On parle peu de la Chasse de nuit allemande et encore moins anglaise. Nous reviendrons sur celle ci un peu plus tard mais pour l’intant, voyons comment fonctionnaient ces groupes de chasse de la Luftwaffe qui représentaient une menace supplémentaire pour le Bomber Command qui avait déjà fort à faire avec la Flak, les projecteurs, et les risques de collision etc...
Un peu d'histoire
En réalité, ni l'Allemagne, ni la Grande-Bretagne, ne possédaient d'unités spécialisées dans la chasse de nuit au début de la SGM et d'une manière générale, très peu d'expérience dans le domaine de la guerre aérienne nocturne.
En raison du caractère résolument offensif de la doctrine militaire allemande et de ses stratèges, la défense aérienne, de nuit comme de jour, était loin d'être une priorité.

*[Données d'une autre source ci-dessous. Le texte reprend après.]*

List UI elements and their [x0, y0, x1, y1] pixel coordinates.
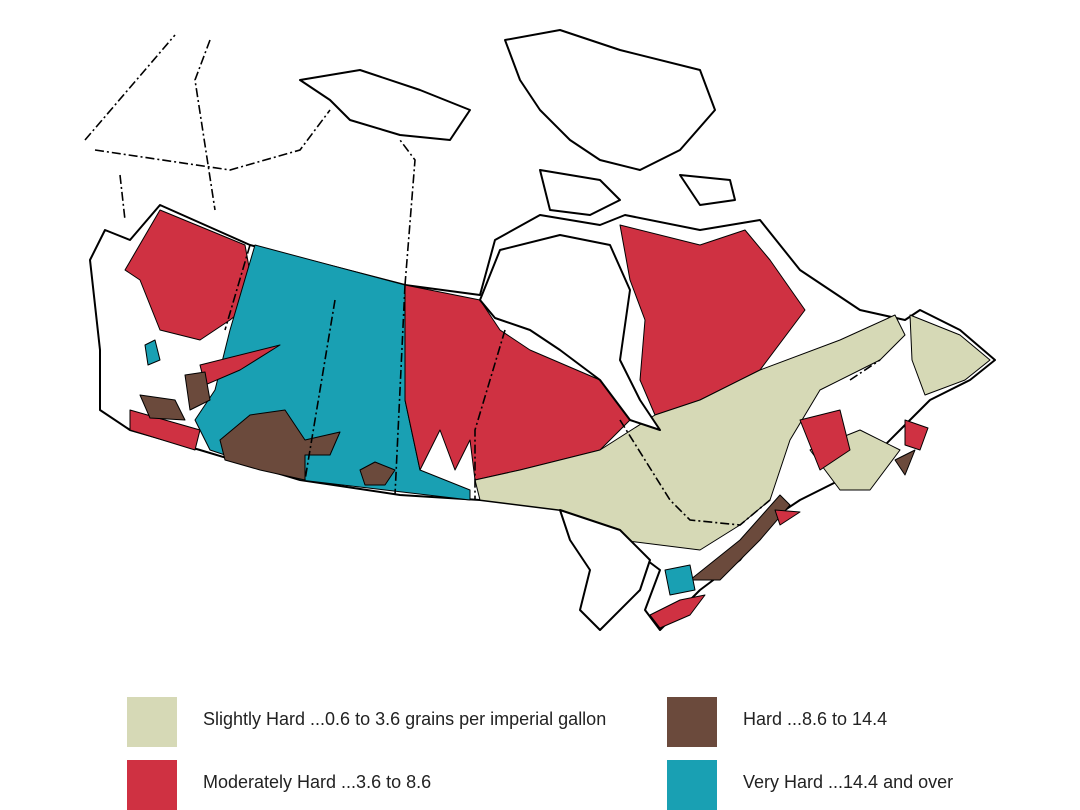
map-region [184, 371, 211, 411]
legend-swatch [127, 760, 177, 810]
map-region [139, 394, 186, 421]
great-lakes [559, 509, 651, 631]
map-region [799, 409, 851, 471]
map-region [124, 209, 256, 341]
map-region [909, 314, 991, 396]
legend-swatch [667, 760, 717, 810]
legend-swatch [667, 697, 717, 747]
map-region [129, 409, 201, 451]
map-region [359, 461, 396, 486]
map-region [219, 409, 341, 481]
legend-label: Hard ...8.6 to 14.4 [743, 709, 887, 729]
map-region [144, 339, 161, 366]
legend-swatch [127, 697, 177, 747]
island [299, 69, 471, 141]
map [84, 29, 996, 631]
map-region [774, 509, 801, 526]
map-region [649, 594, 706, 629]
map-region [689, 494, 791, 581]
map-region [904, 419, 929, 451]
island [504, 29, 716, 171]
legend: Slightly Hard ...0.6 to 3.6 grains per i… [127, 697, 953, 810]
map-region [664, 564, 696, 596]
map-region [894, 449, 916, 476]
island [539, 169, 621, 216]
hudson-bay [479, 234, 661, 431]
island [679, 174, 736, 206]
legend-label: Slightly Hard ...0.6 to 3.6 grains per i… [203, 709, 606, 729]
legend-label: Very Hard ...14.4 and over [743, 772, 953, 792]
border [84, 34, 881, 526]
legend-label: Moderately Hard ...3.6 to 8.6 [203, 772, 431, 792]
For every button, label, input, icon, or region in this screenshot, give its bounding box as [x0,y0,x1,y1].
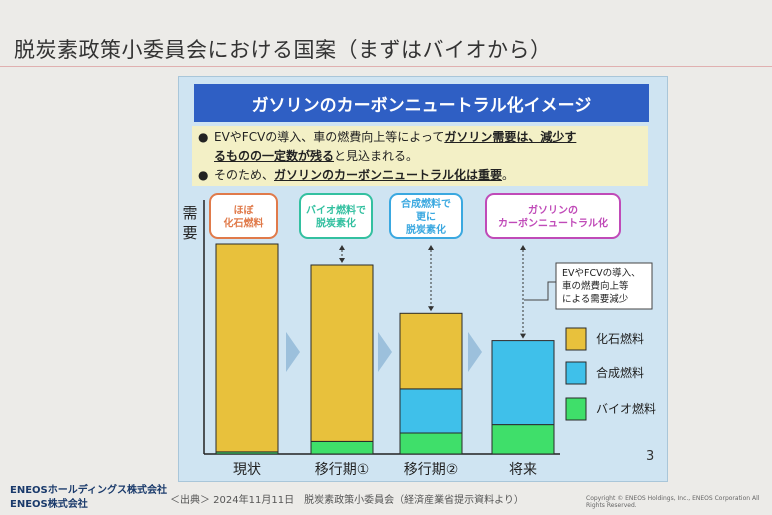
company-logo-line2: ENEOS株式会社 [10,499,88,510]
bullet-2: ● そのため、ガソリンのカーボンニュートラル化は重要。 [198,166,642,185]
stage-label-text: 合成燃料で [400,197,451,210]
stage-label-text: 更に [416,211,436,223]
bar-segment [310,264,374,442]
x-tick-label: 移行期② [404,462,459,478]
stage-label-text: バイオ燃料で [306,204,366,217]
stage-label-text: ガソリンの [528,204,578,217]
annotation-text: 車の燃費向上等 [562,280,629,292]
citation: ＜出典＞ 2024年11月11日 脱炭素政策小委員会（経済産業省提示資料より） [170,495,524,506]
stage-label-box [299,193,373,239]
bar-segment [491,424,555,455]
transition-arrow [286,332,300,372]
bar-segment [399,432,463,455]
legend-swatch [565,327,587,351]
title-divider [0,66,772,67]
legend-label: バイオ燃料 [596,401,656,416]
banner-title: ガソリンのカーボンニュートラル化イメージ [194,84,649,122]
x-tick-label: 移行期① [315,462,370,478]
transition-arrow [468,332,482,372]
bullet-marker: ● [198,168,209,182]
arrowhead [339,258,345,263]
stage-label-text: 脱炭素化 [316,217,356,230]
bullet-1-tail: と見込まれる。 [334,149,419,163]
legend-swatch [565,397,587,421]
page-number: 3 [646,449,654,464]
bullet-1-emphasis-2: るものの一定数が残る [214,149,335,163]
stage-label-box [209,193,278,239]
legend-label: 化石燃料 [596,331,644,346]
bullet-2-tail: 。 [502,168,515,182]
bullet-1-continued: るものの一定数が残ると見込まれる。 [198,147,642,166]
stage-label-text: ほぼ [234,204,255,217]
arrowhead [428,245,434,250]
stage-label-text: 脱炭素化 [406,223,446,236]
copyright: Copyright © ENEOS Holdings, Inc., ENEOS … [586,495,760,509]
annotation-text: による需要減少 [562,293,629,305]
bullet-1-emphasis: ガソリン需要は、減少す [444,130,577,144]
legend-swatch [565,361,587,385]
bullet-1: ● EVやFCVの導入、車の燃費向上等によってガソリン需要は、減少す [198,128,642,147]
bullet-1-text: EVやFCVの導入、車の燃費向上等によって [214,130,445,144]
legend-label: 合成燃料 [596,365,644,380]
annotation-box [555,262,653,310]
bullet-marker: ● [198,130,209,144]
bullet-2-text: そのため、 [214,168,275,182]
stage-label-box [485,193,621,239]
stage-label-text: カーボンニュートラル化 [498,217,608,230]
arrowhead [428,306,434,312]
y-axis-label: 需 [182,204,197,222]
arrowhead [520,245,526,250]
company-logo-line1: ENEOSホールディングス株式会社 [10,485,168,496]
annotation-leader [524,281,556,301]
bullet-box: ● EVやFCVの導入、車の燃費向上等によってガソリン需要は、減少す るものの一定… [192,126,648,186]
x-tick-label: 現状 [233,462,261,478]
bar-segment [310,440,374,455]
x-tick-label: 将来 [509,462,537,478]
slide-title: 脱炭素政策小委員会における国案（まずはバイオから） [14,38,552,62]
transition-arrow [378,332,392,372]
bullet-2-emphasis: ガソリンのカーボンニュートラル化は重要 [274,168,503,182]
y-axis-label: 要 [182,224,197,242]
bar-segment [399,312,463,390]
arrowhead [520,333,526,339]
bar-segment [215,243,279,453]
stage-label-box [389,193,463,239]
stage-label-text: 化石燃料 [224,217,264,230]
annotation-text: EVやFCVの導入、 [562,267,641,279]
bar-segment [491,340,555,426]
bar-segment [399,388,463,434]
arrowhead [339,245,345,250]
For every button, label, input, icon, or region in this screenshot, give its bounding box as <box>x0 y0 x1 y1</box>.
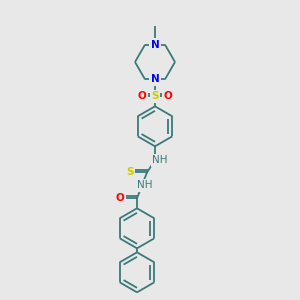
Text: O: O <box>138 91 146 101</box>
Text: N: N <box>151 40 159 50</box>
Text: NH: NH <box>152 155 168 165</box>
Text: O: O <box>164 91 172 101</box>
Text: S: S <box>126 167 134 177</box>
Text: NH: NH <box>137 180 153 190</box>
Text: S: S <box>151 91 159 101</box>
Text: O: O <box>116 193 124 203</box>
Text: N: N <box>151 74 159 84</box>
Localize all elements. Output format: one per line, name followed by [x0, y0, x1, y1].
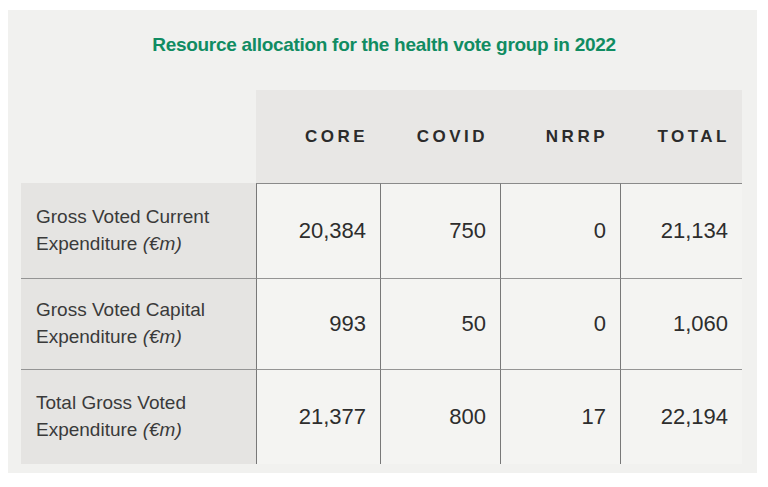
cell-total-core: 21,377 [256, 369, 380, 464]
cell-capital-covid: 50 [380, 278, 500, 369]
cell-current-covid: 750 [380, 183, 500, 278]
row-label-line1: Total Gross Voted [36, 392, 186, 413]
row-label-unit: (€m) [143, 326, 182, 347]
row-label-line2: Expenditure [36, 326, 137, 347]
row-label-line1: Gross Voted Capital [36, 299, 205, 320]
cell-current-nrrp: 0 [500, 183, 620, 278]
cell-total-total: 22,194 [620, 369, 742, 464]
row-label-line2: Expenditure [36, 419, 137, 440]
cell-total-covid: 800 [380, 369, 500, 464]
table-header-spacer [21, 90, 256, 183]
row-label-line1: Gross Voted Current [36, 206, 209, 227]
cell-current-core: 20,384 [256, 183, 380, 278]
cell-capital-nrrp: 0 [500, 278, 620, 369]
row-label-capital-expenditure: Gross Voted Capital Expenditure (€m) [21, 278, 256, 369]
row-label-unit: (€m) [143, 419, 182, 440]
row-label-total-expenditure: Total Gross Voted Expenditure (€m) [21, 369, 256, 464]
row-label-unit: (€m) [143, 233, 182, 254]
row-label-current-expenditure: Gross Voted Current Expenditure (€m) [21, 183, 256, 278]
column-header-covid: COVID [380, 90, 500, 183]
cell-current-total: 21,134 [620, 183, 742, 278]
column-header-total: TOTAL [620, 90, 742, 183]
figure-title: Resource allocation for the health vote … [0, 34, 768, 56]
column-header-nrrp: NRRP [500, 90, 620, 183]
row-label-line2: Expenditure [36, 233, 137, 254]
resource-allocation-table: CORE COVID NRRP TOTAL Gross Voted Curren… [21, 90, 742, 464]
column-header-core: CORE [256, 90, 380, 183]
cell-total-nrrp: 17 [500, 369, 620, 464]
cell-capital-core: 993 [256, 278, 380, 369]
cell-capital-total: 1,060 [620, 278, 742, 369]
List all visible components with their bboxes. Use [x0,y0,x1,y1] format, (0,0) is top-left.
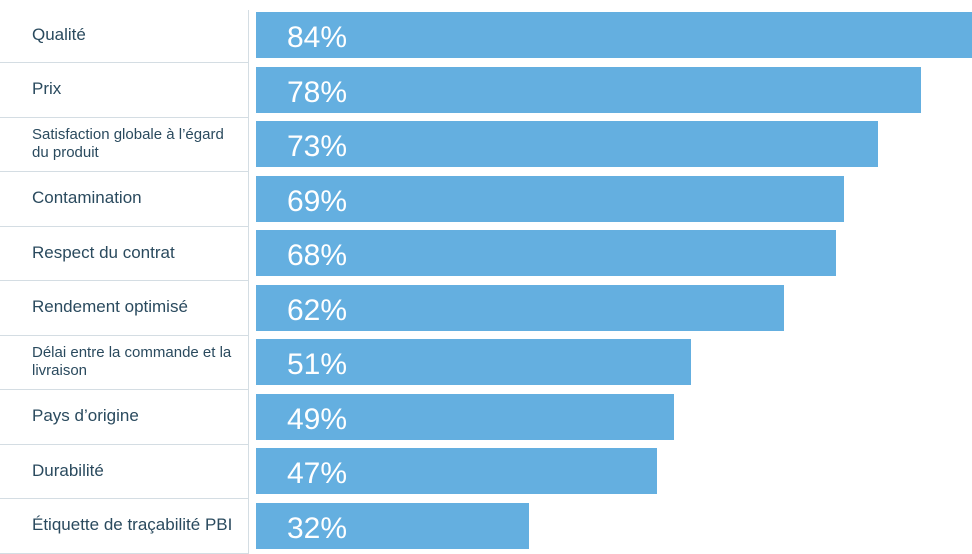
row-divider [0,62,248,63]
bar-value-label: 47% [287,457,348,490]
category-label: Contamination [32,188,142,208]
row-divider [0,552,248,554]
bar [256,393,674,440]
category-label: Pays d’origine [32,406,139,426]
row-divider [0,171,248,172]
bar [256,121,878,167]
bar-value-label: 69% [287,184,348,218]
row-divider [0,498,248,499]
row-divider [0,389,248,390]
category-label: Rendement optimisé [32,297,188,317]
bar [256,339,691,385]
bar-value-label: 68% [287,239,348,272]
bar [256,175,844,222]
bar-value-label: 84% [287,21,348,54]
row-divider [0,225,248,227]
category-label: Délai entre la commande et la livraison [32,344,232,379]
category-label: Prix [32,79,62,99]
category-label: Durabilité [32,460,104,480]
bar [256,448,657,494]
row-divider [0,116,248,118]
category-label: Satisfaction globale à l’égard du produi… [32,126,224,161]
bar-value-label: 32% [287,511,348,545]
row-divider [0,443,248,445]
bar [256,502,529,549]
category-label: Étiquette de traçabilité PBI [32,515,233,535]
bar-value-label: 51% [287,348,348,381]
bar-value-label: 73% [287,130,348,163]
bar-value-label: 78% [287,75,348,109]
category-axis-line [248,10,249,554]
row-divider [0,280,248,281]
category-label: Qualité [32,24,86,44]
bar [256,284,784,331]
bar-value-label: 49% [287,402,348,436]
bar [256,230,836,276]
row-divider [0,334,248,336]
bar [256,66,921,113]
category-label: Respect du contrat [32,242,175,262]
bar-value-label: 62% [287,293,348,327]
bar [256,12,972,58]
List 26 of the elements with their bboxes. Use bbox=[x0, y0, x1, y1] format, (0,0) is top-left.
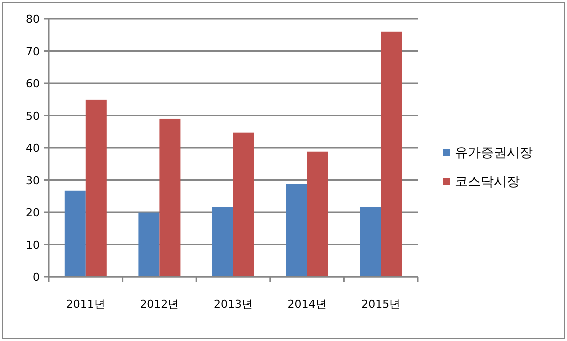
y-tick-label: 60 bbox=[26, 78, 40, 90]
legend-label: 코스닥시장 bbox=[455, 175, 520, 190]
bar bbox=[307, 152, 328, 277]
bar bbox=[212, 207, 234, 277]
legend-label: 유가증권시장 bbox=[455, 146, 533, 161]
y-tick-label: 10 bbox=[26, 238, 40, 252]
y-tick-label: 0 bbox=[33, 271, 40, 284]
x-tick-label: 2013년 bbox=[214, 298, 253, 311]
x-tick-label: 2014년 bbox=[288, 298, 327, 311]
bar bbox=[64, 190, 86, 277]
bar bbox=[360, 207, 382, 277]
y-tick-label: 30 bbox=[26, 174, 40, 188]
bar bbox=[234, 132, 254, 277]
bar bbox=[138, 212, 160, 277]
bar bbox=[286, 184, 308, 277]
x-tick-label: 2015년 bbox=[362, 298, 401, 311]
x-tick-label: 2012년 bbox=[140, 298, 180, 311]
y-tick-label: 80 bbox=[26, 13, 40, 26]
y-tick-label: 70 bbox=[26, 45, 40, 58]
bar bbox=[381, 32, 402, 277]
y-tick-label: 40 bbox=[26, 142, 40, 155]
y-tick-label: 50 bbox=[26, 110, 40, 123]
y-tick-label: 20 bbox=[26, 206, 40, 220]
bar bbox=[160, 118, 181, 277]
x-tick-label: 2011년 bbox=[66, 298, 106, 311]
bar bbox=[86, 100, 107, 277]
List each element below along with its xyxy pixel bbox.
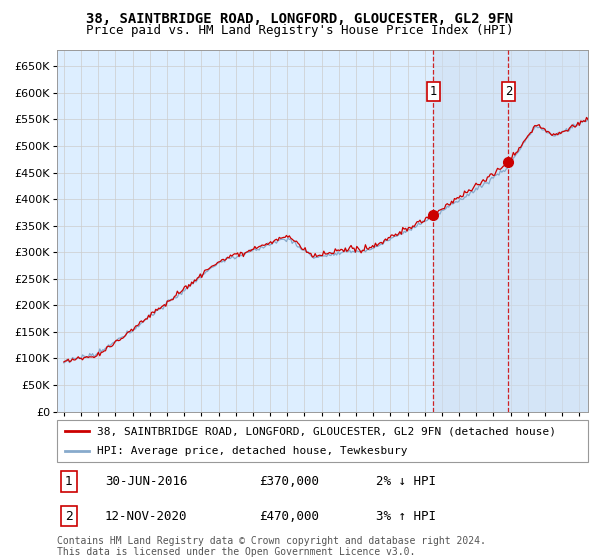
Text: HPI: Average price, detached house, Tewkesbury: HPI: Average price, detached house, Tewk…: [97, 446, 407, 456]
Text: 2: 2: [65, 510, 73, 522]
Text: 38, SAINTBRIDGE ROAD, LONGFORD, GLOUCESTER, GL2 9FN (detached house): 38, SAINTBRIDGE ROAD, LONGFORD, GLOUCEST…: [97, 426, 556, 436]
FancyBboxPatch shape: [57, 420, 588, 462]
Text: 2: 2: [505, 86, 512, 99]
Text: Contains HM Land Registry data © Crown copyright and database right 2024.
This d: Contains HM Land Registry data © Crown c…: [57, 535, 486, 557]
Text: 1: 1: [65, 475, 73, 488]
Text: 12-NOV-2020: 12-NOV-2020: [105, 510, 187, 522]
Text: 2% ↓ HPI: 2% ↓ HPI: [376, 475, 436, 488]
Text: Price paid vs. HM Land Registry's House Price Index (HPI): Price paid vs. HM Land Registry's House …: [86, 24, 514, 36]
Bar: [433, 50, 588, 412]
Text: 3% ↑ HPI: 3% ↑ HPI: [376, 510, 436, 522]
Text: 30-JUN-2016: 30-JUN-2016: [105, 475, 187, 488]
Text: £470,000: £470,000: [259, 510, 319, 522]
Text: 1: 1: [430, 86, 437, 99]
Text: 38, SAINTBRIDGE ROAD, LONGFORD, GLOUCESTER, GL2 9FN: 38, SAINTBRIDGE ROAD, LONGFORD, GLOUCEST…: [86, 12, 514, 26]
Text: £370,000: £370,000: [259, 475, 319, 488]
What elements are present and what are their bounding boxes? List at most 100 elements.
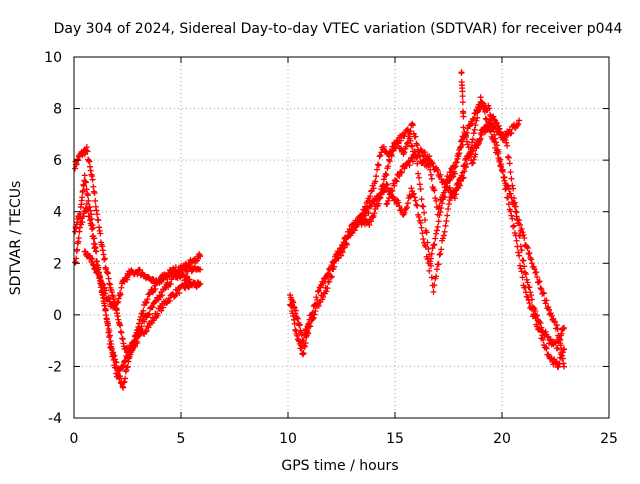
data-point [392, 145, 399, 152]
data-point [537, 285, 544, 292]
data-point [374, 161, 381, 168]
data-point [311, 311, 318, 318]
data-point [346, 226, 353, 233]
data-point [461, 168, 468, 175]
data-point [463, 129, 470, 136]
data-point [197, 266, 204, 273]
data-point [366, 222, 373, 229]
data-point [445, 174, 452, 181]
data-point [417, 186, 424, 193]
data-point [356, 217, 363, 224]
data-point [331, 263, 338, 270]
data-point [507, 190, 514, 197]
data-point [74, 246, 81, 253]
data-point [511, 203, 518, 210]
data-point [344, 241, 351, 248]
data-point [433, 273, 440, 280]
data-point [306, 320, 313, 327]
axis-ticks-layer: 0 5 10 15 20 25 -4 -2 0 2 4 6 8 10 [44, 50, 618, 447]
data-point [326, 278, 333, 285]
data-point [540, 336, 547, 343]
data-point [522, 284, 529, 291]
data-point [487, 128, 494, 135]
data-point [435, 205, 442, 212]
data-point [288, 302, 295, 309]
data-point [486, 123, 493, 130]
data-point [446, 184, 453, 191]
data-point [152, 286, 159, 293]
data-point [440, 232, 447, 239]
data-point [403, 204, 410, 211]
data-point [80, 182, 87, 189]
data-point [436, 251, 443, 258]
data-point [430, 242, 437, 249]
data-point [167, 280, 174, 287]
data-point [133, 335, 140, 342]
data-point [434, 223, 441, 230]
data-point [437, 250, 444, 257]
data-point [460, 124, 467, 131]
data-point [537, 319, 544, 326]
data-point [380, 176, 387, 183]
data-point [365, 210, 372, 217]
data-point [368, 218, 375, 225]
data-point [432, 195, 439, 202]
data-point [489, 135, 496, 142]
data-point [433, 198, 440, 205]
data-point [412, 197, 419, 204]
data-point [140, 307, 147, 314]
data-point [302, 340, 309, 347]
data-point [122, 357, 129, 364]
data-point [542, 328, 549, 335]
data-point [414, 142, 421, 149]
data-point [395, 199, 402, 206]
data-point [383, 172, 390, 179]
data-point [328, 273, 335, 280]
data-point [378, 149, 385, 156]
data-point [353, 223, 360, 230]
data-point [487, 127, 494, 134]
data-point [459, 99, 466, 106]
data-point [542, 300, 549, 307]
data-point [472, 122, 479, 129]
data-point [340, 244, 347, 251]
data-point [315, 302, 322, 309]
data-point [542, 344, 549, 351]
data-point [89, 176, 96, 183]
data-point [410, 190, 417, 197]
y-tick-label: 8 [53, 102, 62, 118]
data-point [76, 224, 83, 231]
data-point [376, 153, 383, 160]
data-point [101, 284, 108, 291]
data-point [553, 322, 560, 329]
data-point [515, 121, 522, 128]
data-point [397, 137, 404, 144]
x-tick-label: 5 [177, 431, 186, 447]
data-point [435, 218, 442, 225]
data-point [362, 206, 369, 213]
data-point [507, 169, 514, 176]
data-points-layer [72, 69, 568, 391]
data-point [152, 298, 159, 305]
x-tick-label: 10 [279, 431, 297, 447]
data-point [445, 206, 452, 213]
data-point [516, 217, 523, 224]
data-point [108, 340, 115, 347]
data-point [429, 245, 436, 252]
data-point [418, 196, 425, 203]
data-point [136, 320, 143, 327]
data-point [493, 147, 500, 154]
data-point [482, 115, 489, 122]
data-point [106, 332, 113, 339]
data-point [436, 202, 443, 209]
data-point [105, 320, 112, 327]
data-point [470, 156, 477, 163]
data-point [154, 312, 161, 319]
data-point [531, 266, 538, 273]
data-point [521, 263, 528, 270]
data-point [125, 351, 132, 358]
data-point [102, 287, 109, 294]
data-point [377, 194, 384, 201]
data-point [474, 114, 481, 121]
data-point [513, 237, 520, 244]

En janvier 1939, la Luftwaffe ne compte que sept escadrilles « expérimentales » de chasse de nuit équipées d'Arado Ar 68 et de Messerschmitt Bf 109D. En novembre 1939, quelques un de ces avions furent employés pour des essais d'interception nocturne par la 10./JG 26. En février 1940, une unité expérimentale de chasse de nuit, est créée à Jever sous la dénomination de IV./JG 25.
En 1939, la chasse de nuit allemande se réduit donc à quelques unités expérimentales appartement à des escadres de chasse affectées essentiellement à la protection des ports du Nord-ouest de l'Allemagne . Pour le reste du territoire, la Flak était censée suffire. Le réseau radar se réduisait, quant à lui, à une douzaine de stations réparties de la Frise à la Forêt-Noire. C'est en fait le raid de la RAF du 18 décembre 1939 qui révéla les lacunes du système de protection antiaérienne, et en particulier la vulnérabilité de son complexe industriel de Rhénanie et de la Ruhr.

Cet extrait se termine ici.